The post-vaccine reopening of the economy is barely underway, but our expectation of accelerating sequential growth is transitioning from forecast to fact. Credit card data are consistent with a mid-single-digit gain in March retail sales (control, mom sa), and we believe the risks are skewed to the upside, because the final two weeks of the month are benefitting from $240 billion of stimulus payments the week of March 17. All in, we estimate the pace of coronacrisis fiscal support to consumers is accelerating by $1 trillion on an annualized basis (or 5% of GDP) for March and Q2, relative to the previous six months.
The intra-month spending pattern also indicates a stimulus- and reopening-driven spending surge. Our Recovery Tracker inflected higher over the course of March, in part due to retailer reopenings, the reversal of winter storm effects, and a decline in new Covid infections that coincided with a 15pp increase in airport usage.
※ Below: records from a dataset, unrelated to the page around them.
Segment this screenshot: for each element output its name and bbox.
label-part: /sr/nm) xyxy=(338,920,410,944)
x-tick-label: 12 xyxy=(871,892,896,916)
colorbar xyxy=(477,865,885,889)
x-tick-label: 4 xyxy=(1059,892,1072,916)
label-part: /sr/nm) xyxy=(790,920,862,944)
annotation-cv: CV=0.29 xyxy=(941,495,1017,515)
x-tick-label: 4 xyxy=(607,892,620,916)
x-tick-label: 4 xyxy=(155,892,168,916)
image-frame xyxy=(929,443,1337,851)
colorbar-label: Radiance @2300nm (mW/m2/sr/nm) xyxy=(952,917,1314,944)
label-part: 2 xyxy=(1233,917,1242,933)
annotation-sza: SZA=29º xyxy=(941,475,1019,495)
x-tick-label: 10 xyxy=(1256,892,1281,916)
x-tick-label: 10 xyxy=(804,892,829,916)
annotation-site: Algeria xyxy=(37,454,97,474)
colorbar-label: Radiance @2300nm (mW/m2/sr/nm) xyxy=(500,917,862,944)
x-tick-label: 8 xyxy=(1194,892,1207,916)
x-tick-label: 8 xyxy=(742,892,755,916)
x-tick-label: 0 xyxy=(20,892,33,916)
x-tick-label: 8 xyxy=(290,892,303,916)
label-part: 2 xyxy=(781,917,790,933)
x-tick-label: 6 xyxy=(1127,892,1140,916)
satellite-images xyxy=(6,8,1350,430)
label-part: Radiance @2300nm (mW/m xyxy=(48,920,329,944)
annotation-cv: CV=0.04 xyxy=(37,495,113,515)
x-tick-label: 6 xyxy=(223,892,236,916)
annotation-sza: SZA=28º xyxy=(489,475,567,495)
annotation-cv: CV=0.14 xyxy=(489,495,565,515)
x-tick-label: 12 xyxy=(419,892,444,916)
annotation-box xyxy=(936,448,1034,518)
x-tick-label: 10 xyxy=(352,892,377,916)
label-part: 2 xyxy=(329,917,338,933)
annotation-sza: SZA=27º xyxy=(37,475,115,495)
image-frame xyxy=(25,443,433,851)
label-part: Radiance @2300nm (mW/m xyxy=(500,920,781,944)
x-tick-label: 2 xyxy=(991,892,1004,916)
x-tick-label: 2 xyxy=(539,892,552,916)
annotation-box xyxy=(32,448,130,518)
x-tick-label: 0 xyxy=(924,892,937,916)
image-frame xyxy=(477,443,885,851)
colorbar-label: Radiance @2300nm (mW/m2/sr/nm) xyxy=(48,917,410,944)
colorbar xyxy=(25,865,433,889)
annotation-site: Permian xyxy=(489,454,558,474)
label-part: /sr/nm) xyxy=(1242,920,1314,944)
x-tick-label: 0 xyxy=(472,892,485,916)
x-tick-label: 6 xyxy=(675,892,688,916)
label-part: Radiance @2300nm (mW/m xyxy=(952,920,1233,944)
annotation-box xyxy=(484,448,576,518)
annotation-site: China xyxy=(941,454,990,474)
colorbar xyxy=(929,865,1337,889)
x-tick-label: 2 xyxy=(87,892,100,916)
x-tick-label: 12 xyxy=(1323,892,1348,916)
Restaurant activity has similarly improved, with OpenTable seatings nearing 70% of normal nationwide and back above pre-crisis in Texas.
Looking ahead, we believe the uneven recovery to date across economic sectors is actually good news for the 2021 growth outlook, as it increases the scope for outsized gains in underperforming sectors. The message from business surveys is also quite encouraging, with US PMIs picking up to elevated levels over the last two months. Even more striking, the US PMI data have outperformed all 25 “sudden stop” episodes in our international sample, even the 4 “V-shaped recoveries” that saw GDP return to the pre-crisis peak within a year.
We are adjusting our real consumption growth forecasts to +9.5% in Q1, +12.5% in Q2, and +7.0% in Q3 (qoq ar, vs. +8.5%, +10.0%, and +10.0% previously). While we are leaving our Q1 GDP forecast unchanged at +7.5% due to the winter storm drag, we are also boosting our Q2 GDP forecast by 1.0pp to +10.5%. Offsetting this, we are lowering our Q3 GDP forecast by 1.0pp to 7.5%, because faster spring growth reduces scope for reopening-related gains in the fall. This small pull-forward leaves our growth forecast for 2021 unchanged at 8.0% on a Q4/Q4 basis and raises it one-tenth to 7.2% on a full-year basis.